According to the medium-growth (M1) scenario, seniors (aged 65 and over) would surpass children (aged 14 and under) in number by 2015, and by 2063, there would be 26.3 children and 43.4 seniors per 100 persons aged 15 to 64 years.
The number of older seniors (aged 80 and over) would continue to increase rapidly in the coming years, particularly between 2026 and 2045 as the baby-boom cohort enters these ages. According to the projection scenarios, the population aged 80 and over would increase from 1.4 million in 2013 to between 4.0 million (scenario L) and 4.9 million (scenario H) by 2045, representing about 10% of the total Canadian population.
The sex composition of older seniors would also change considerably: among persons aged 80 and over, there would be about 83 males per 100 females in 2063 in all scenarios, up from 61 in 2013.
The number of centenarians (persons aged 100 years and over) would multiply nine times over the next 50 years, from 6,900 in 2013 to 62,200 in 2063 according to the medium‑growth (M1) scenario.
Provinces and territories
Continuing long-term trends, the population east of Ontario would continue to decrease as a share of the total Canadian population, according to all projection scenarios. Specifically, Newfoundland and Labrador, Nova Scotia, New Brunswick and Quebec would experience a decrease in their demographic weight from 2013 to 2038. In contrast, under all scenarios, Alberta would experience an increase in its demographic weight.

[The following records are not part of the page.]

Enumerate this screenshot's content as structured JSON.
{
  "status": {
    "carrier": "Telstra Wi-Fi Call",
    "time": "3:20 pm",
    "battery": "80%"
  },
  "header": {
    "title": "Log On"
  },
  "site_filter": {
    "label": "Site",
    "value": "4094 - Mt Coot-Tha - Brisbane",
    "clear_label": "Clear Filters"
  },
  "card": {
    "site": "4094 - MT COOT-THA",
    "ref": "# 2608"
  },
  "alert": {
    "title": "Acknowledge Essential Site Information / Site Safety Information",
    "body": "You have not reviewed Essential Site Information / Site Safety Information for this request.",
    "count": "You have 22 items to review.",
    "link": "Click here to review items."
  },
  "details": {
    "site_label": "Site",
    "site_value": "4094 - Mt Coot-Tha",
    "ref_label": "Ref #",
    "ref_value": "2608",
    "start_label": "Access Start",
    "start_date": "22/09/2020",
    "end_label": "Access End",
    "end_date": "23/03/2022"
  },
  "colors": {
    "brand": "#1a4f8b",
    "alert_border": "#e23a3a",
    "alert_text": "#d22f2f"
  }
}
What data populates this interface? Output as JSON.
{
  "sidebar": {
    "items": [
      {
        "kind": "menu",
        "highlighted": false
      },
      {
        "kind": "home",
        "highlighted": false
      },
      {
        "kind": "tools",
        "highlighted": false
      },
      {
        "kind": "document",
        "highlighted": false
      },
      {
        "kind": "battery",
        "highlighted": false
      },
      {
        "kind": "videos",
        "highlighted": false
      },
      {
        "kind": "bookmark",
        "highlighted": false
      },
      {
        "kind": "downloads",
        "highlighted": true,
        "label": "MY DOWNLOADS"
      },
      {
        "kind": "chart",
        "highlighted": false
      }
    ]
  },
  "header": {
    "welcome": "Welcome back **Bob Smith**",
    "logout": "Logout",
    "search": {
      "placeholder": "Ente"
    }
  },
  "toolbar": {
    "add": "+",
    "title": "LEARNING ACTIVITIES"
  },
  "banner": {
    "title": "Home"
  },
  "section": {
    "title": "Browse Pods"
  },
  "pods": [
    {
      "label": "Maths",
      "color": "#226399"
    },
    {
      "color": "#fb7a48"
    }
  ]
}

Despite the fact that their demographic weight would decrease in most scenarios, Ontario and Quebec would continue to be the most populous provinces in Canada over the next 25 years according to all projection scenarios.
Average annual growth rates would vary considerably among the provinces and territories. While most provinces and territories would experience positive population growth in all scenarios, some would experience population decrease in certain scenarios: under the low-growth scenario, for example, Newfoundland and Labrador, Nova Scotia, New Brunswick, Yukon and the Northwest Territories would experience negative annual population growth over the next 25 years.
As population aging continues, all provinces and territories would see an increase in the proportion of the population that is aged 65 and over in the coming years. This share would vary widely however, from a low of 7.7% for Nunavut (scenario M5) to a high of 35.9% (scenario M2) for Newfoundland and Labrador in 2038.
With the exception of Nunavut, the provinces and territories could experience a considerable increase in the median age of their populations over the next 25 years. Among the provinces, the median age in 2038 could range between 38.3 years in Alberta (scenario H) to 54.5 years (scenario M2) in Newfoundland and Labrador.